Legislators are considering whether to give more subsidies to select companies, and the proposals seem to be getting a favorable ear. A bill to subsidize developers to renovate historical property has been passed by the Senate. A bill to give an investment company $50 million of taxpayer support in the name of rural development has been introduced in the House.
The developer bill would reinstate a program that was ended in 2011. The program only ran for 12 years and has been out of commission for the past eight. I’m not arguing causation with this next point, and there are larger factors at work: Housing development only went down during the years that the subsidy was in place and have only increased since it’s gone away.
Most homes are built without state favors, as are most businesses. Broad long-term economic trends drive housing development, and they are bolstered by improvements to the state’s business climate, not subsidies to select developers.
The rural development bill would support an investment company with $50 million of taxpayer dollars, and maybe even provide the state a return on that investment. That’s a great deal for the investment firm. But the state’s had little success in partnering with companies like this one in the past. The 21st Century Jobs Fund, for example, was pitched as something that would pay for itself, but only cost taxpayers hundreds of millions.
These new subsidies follow last year’s $1.2 billion of new business subsidies for other developers and big corporations.

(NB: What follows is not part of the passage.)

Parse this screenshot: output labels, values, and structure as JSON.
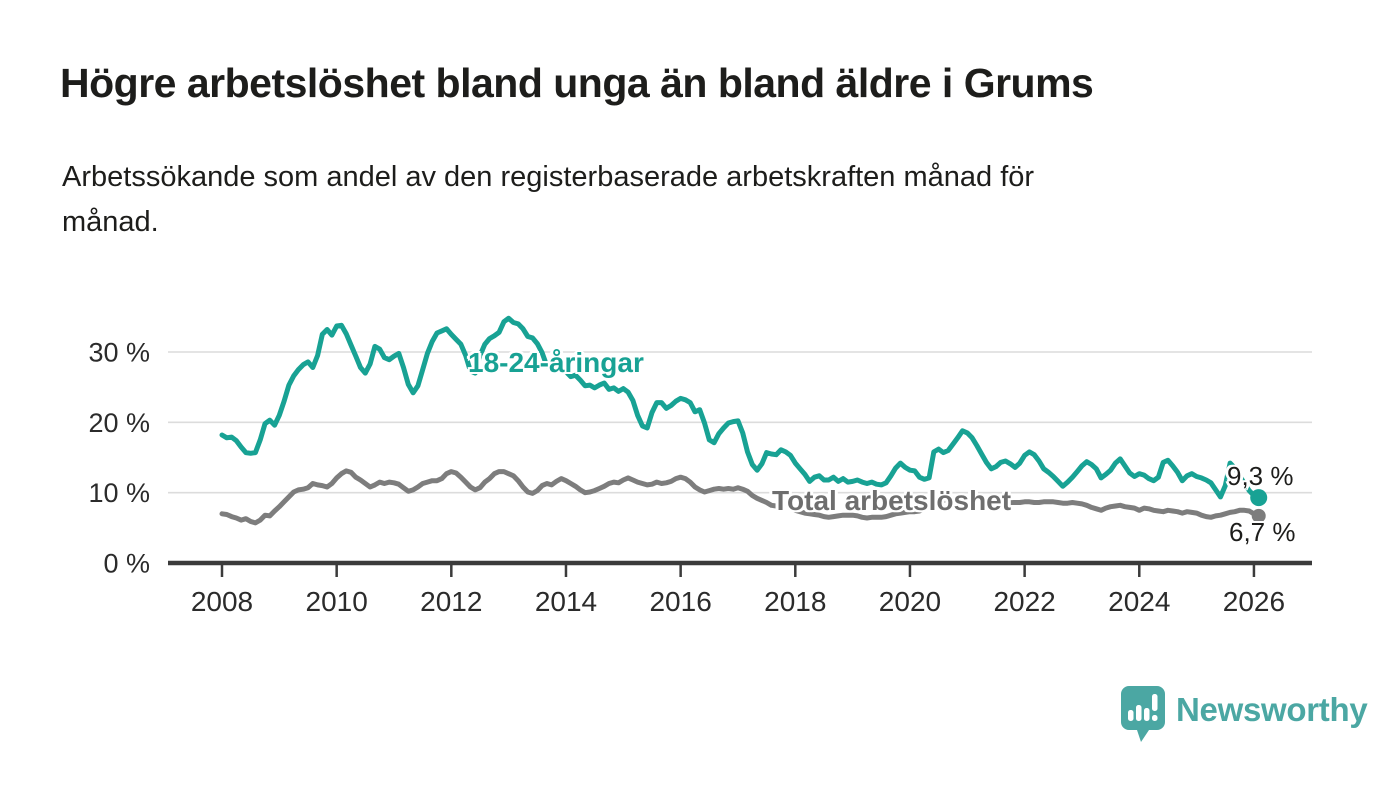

And the fact that the state is engaging in a subsidy spending spree is odd since legislators couldn’t muster enough votes for a small reduction in the state income tax, stating at the time that it was unaffordable.
Lower tax burdens encourage long-term growth while business subsidies provide a short-term payoff at taxpayer expense. The problem is that long-term growth is spread out, and it’s hard to show that better policy is directly responsible for the growth. Business subsidies, on the other hand, allow for lawmakers to show up at groundbreaking ceremonies.
Which may be why, given how little they actually do, business subsidies have received broad bipartisan support in the past. Opposition to corporate handouts in Michigan tends to be a recent phenomenon.
At the start of his administration, Gov. Rick Snyder called business subsidies “the heroin drip of government.” Michigan lawmakers are going back to their addiction.